Energy and system-size dependence of the Chiral Magnetic Effect

TL;DR

This paper investigates how the Chiral Magnetic Effect varies with collision energy and system size in heavy-ion collisions, predicting a significant weakening at LHC energies and a sharp disappearance above SPS energies, emphasizing the need for targeted experiments.

Contribution

It introduces a phenomenological model for energy dependence of the CME and highlights the importance of new experiments at LHC and low-energy RHIC scans to explore this effect.

Findings

CME expected to be ~20 times weaker at LHC than at RHIC.

CME should sharply vanish above SPS energy levels.

The HSD transport model with electromagnetic fields aids in understanding CME backgrounds.

Abstract

The energy dependence of the local ${\cal P}$ and ${\cal CP}$ violation in Au+Au and Cu+Cu collisions in a large energy range is estimated within a simple phenomenological model.
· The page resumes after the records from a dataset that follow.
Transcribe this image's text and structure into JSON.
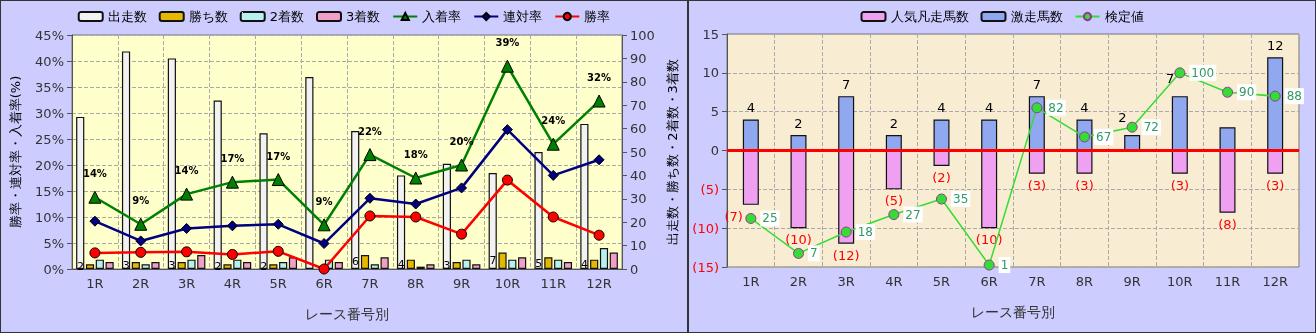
{
  "chart_data": [
    {
      "type": "bar",
      "xlabel": "レース番号別",
      "ylabel": "勝率・連対率・入着率(%)",
      "y2label": "出走数・勝ち数・2着数・3着数",
      "legend": "top",
      "grid": true,
      "categories": [
        "1R",
        "2R",
        "3R",
        "4R",
        "5R",
        "6R",
        "7R",
        "8R",
        "9R",
        "10R",
        "11R",
        "12R"
      ],
      "ylim": [
        0,
        45
      ],
      "yticks": [
        {
          "value": 0,
          "label": "0%"
        },
        {
          "value": 5,
          "label": "5%"
        },
        {
          "value": 10,
          "label": "10%"
        },
        {
          "value": 15,
          "label": "15%"
        },
        {
          "value": 20,
          "label": "20%"
        },
        {
          "value": 25,
          "label": "25%"
        },
        {
          "value": 30,
          "label": "30%"
        },
        {
          "value": 35,
          "label": "35%"
        },
        {
          "value": 40,
          "label": "40%"
        },
        {
          "value": 45,
          "label": "45%"
        }
      ],
      "y2lim": [
        0,
        100
      ],
      "y2ticks": [
        0,
        10,
        20,
        30,
        40,
        50,
        60,
        70,
        80,
        90,
        100
      ],
      "series": [
        {
          "name": "出走数",
          "axis": "y2",
          "color": "#f2f2f2",
          "values": [
            65,
            93,
            90,
            72,
            58,
            82,
            59,
            40,
            45,
            41,
            50,
            62
          ]
        },
        {
          "name": "勝ち数",
          "axis": "y2",
          "color": "#e6b800",
          "values": [
            2,
            3,
            3,
            2,
            2,
            0,
            6,
            4,
            3,
            7,
            5,
            4
          ],
          "value_labels": [
            "2",
            "3",
            "3",
            "2",
            "2",
            null,
            "6",
            "4",
            "3",
            "7",
            "5",
            "4"
          ]
        },
        {
          "name": "2着数",
          "axis": "y2",
          "color": "#b8f0f0",
          "values": [
            4,
            2,
            4,
            4,
            3,
            4,
            2,
            1,
            4,
            4,
            4,
            9
          ]
        },
        {
          "name": "3着数",
          "axis": "y2",
          "color": "#f0a0c8",
          "values": [
            3,
            3,
            6,
            3,
            5,
            3,
            5,
            2,
            2,
            5,
            3,
            7
          ]
        },
        {
          "name": "入着率",
          "type": "line",
          "marker": "triangle",
          "color": "#008000",
          "values": [
            13.8,
            8.6,
            14.4,
            16.7,
            17.2,
            8.5,
            22,
            17.5,
            20,
            39,
            24,
            32.3
          ],
          "value_labels": [
            "14%",
            "9%",
            "14%",
            "17%",
            "17%",
            "9%",
            "22%",
            "18%",
            "20%",
            "39%",
            "24%",
            "32%"
          ]
        },
        {
          "name": "連対率",
          "type": "line",
          "marker": "diamond",
          "color": "#000080",
          "values": [
            9.2,
            5.4,
            7.8,
            8.3,
            8.6,
            4.9,
            13.6,
            12.5,
            15.6,
            26.8,
            18,
            21
          ]
        },
        {
          "name": "勝率",
          "type": "line",
          "marker": "circle",
          "color": "#ff0000",
          "values": [
            3.1,
            3.2,
            3.3,
            2.8,
            3.4,
            0,
            10.2,
            10,
            6.7,
            17.1,
            10,
            6.5
          ]
        }
      ]
    },
    {
      "type": "bar",
      "xlabel": "レース番号別",
      "legend": "top",
      "grid": true,
      "stacked": true,
      "categories": [
        "1R",
        "2R",
        "3R",
        "4R",
        "5R",
        "6R",
        "7R",
        "8R",
        "9R",
        "10R",
        "11R",
        "12R"
      ],
      "ylim": [
        -15,
        15
      ],
      "yticks": [
        {
          "value": -15,
          "label": "(15)"
        },
        {
          "value": -10,
          "label": "(10)"
        },
        {
          "value": -5,
          "label": "(5)"
        },
        0,
        5,
        10,
        15
      ],
      "y2lim": [
        0,
        120
      ],
      "ref_lines": [
        {
          "axis": "y",
          "value": 0,
          "color": "#ff0000"
        }
      ],
      "series": [
        {
          "name": "人気凡走馬数",
          "color": "#f0a0f0",
          "values": [
            -7,
            -10,
            -12,
            -5,
            -2,
            -10,
            -3,
            -3,
            0,
            -3,
            -8,
            -3
          ],
          "value_labels": [
            "(7)",
            "(10)",
            "(12)",
            "(5)",
            "(2)",
            "(10)",
            "(3)",
            "(3)",
            null,
            "(3)",
            "(8)",
            "(3)"
          ]
        },
        {
          "name": "激走馬数",
          "color": "#90a8f0",
          "values": [
            4,
            2,
            7,
            2,
            4,
            4,
            7,
            4,
            2,
            7,
            3,
            12
          ],
          "value_labels": [
            "4",
            "2",
            "7",
            "2",
            "4",
            "4",
            "7",
            "4",
            "2",
            "7",
            null,
            "12"
          ]
        },
        {
          "name": "検定値",
          "type": "line",
          "axis": "y2",
          "marker": "circle",
          "color": "#33dd33",
          "values": [
            25,
            7,
            18,
            27,
            35,
            1,
            82,
            67,
            72,
            100,
            90,
            88
          ],
          "value_labels": [
            "25",
            "7",
            "18",
            "27",
            "35",
            "1",
            "82",
            "67",
            "72",
            "100",
            "90",
            "88"
          ]
        }
      ]
    }
  ]
}
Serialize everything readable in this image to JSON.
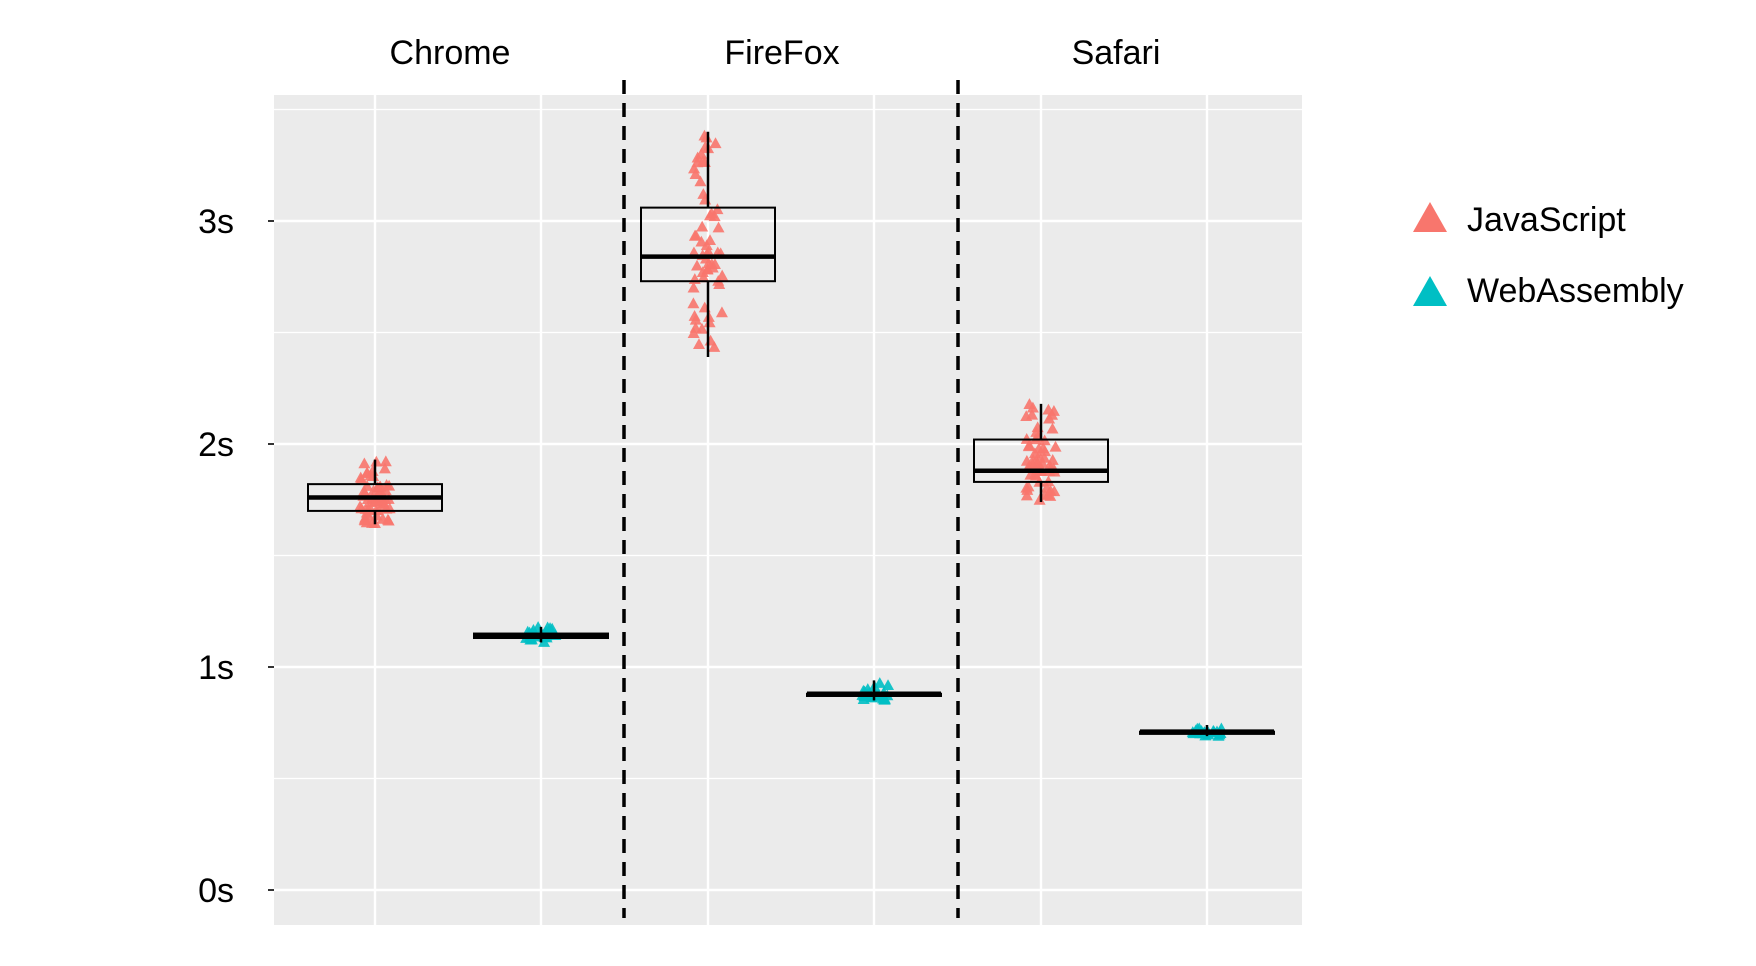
{
  "chart_data": {
    "type": "box",
    "panels": [
      {
        "label": "Chrome"
      },
      {
        "label": "FireFox"
      },
      {
        "label": "Safari"
      }
    ],
    "ylim": [
      0,
      3.5
    ],
    "y_ticks": [
      {
        "value": 0,
        "label": "0s"
      },
      {
        "value": 1,
        "label": "1s"
      },
      {
        "value": 2,
        "label": "2s"
      },
      {
        "value": 3,
        "label": "3s"
      }
    ],
    "grid": true,
    "legend_position": "right",
    "series": [
      {
        "name": "JavaScript",
        "color": "#F8766D",
        "marker": "triangle",
        "boxes": [
          {
            "panel": "Chrome",
            "q1": 1.7,
            "median": 1.76,
            "q3": 1.82,
            "whisker_low": 1.64,
            "whisker_high": 1.93
          },
          {
            "panel": "FireFox",
            "q1": 2.73,
            "median": 2.84,
            "q3": 3.06,
            "whisker_low": 2.39,
            "whisker_high": 3.4
          },
          {
            "panel": "Safari",
            "q1": 1.83,
            "median": 1.88,
            "q3": 2.02,
            "whisker_low": 1.74,
            "whisker_high": 2.18
          }
        ]
      },
      {
        "name": "WebAssembly",
        "color": "#00BFC4",
        "marker": "triangle",
        "boxes": [
          {
            "panel": "Chrome",
            "q1": 1.13,
            "median": 1.14,
            "q3": 1.15,
            "whisker_low": 1.11,
            "whisker_high": 1.18
          },
          {
            "panel": "FireFox",
            "q1": 0.87,
            "median": 0.88,
            "q3": 0.88,
            "whisker_low": 0.85,
            "whisker_high": 0.94
          },
          {
            "panel": "Safari",
            "q1": 0.7,
            "median": 0.71,
            "q3": 0.71,
            "whisker_low": 0.69,
            "whisker_high": 0.74
          }
        ]
      }
    ]
  }
}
It is expected that at LHC the chiral magnetic effect will be about 20 times weaker than at RHIC. At lower energy range, covered by the low-energy scan at RHIC and future NICA/FAIR facilities, the created magnetic field strength and energy density of deconfined matter are rather high providing necessary conditions for the chiral magnetic effect. However, the particular model for the chiral magnetic effect predicts that this effect should vanish sharply at energy somewhere above the top SPS one. To elucidate CME background effects the Hadron-String-Dynamics (HSD) transport model including electromagnetic fields is put forward. Importance of new planning experiments at LHC and for the low-energy RHIC scan program is emphasized.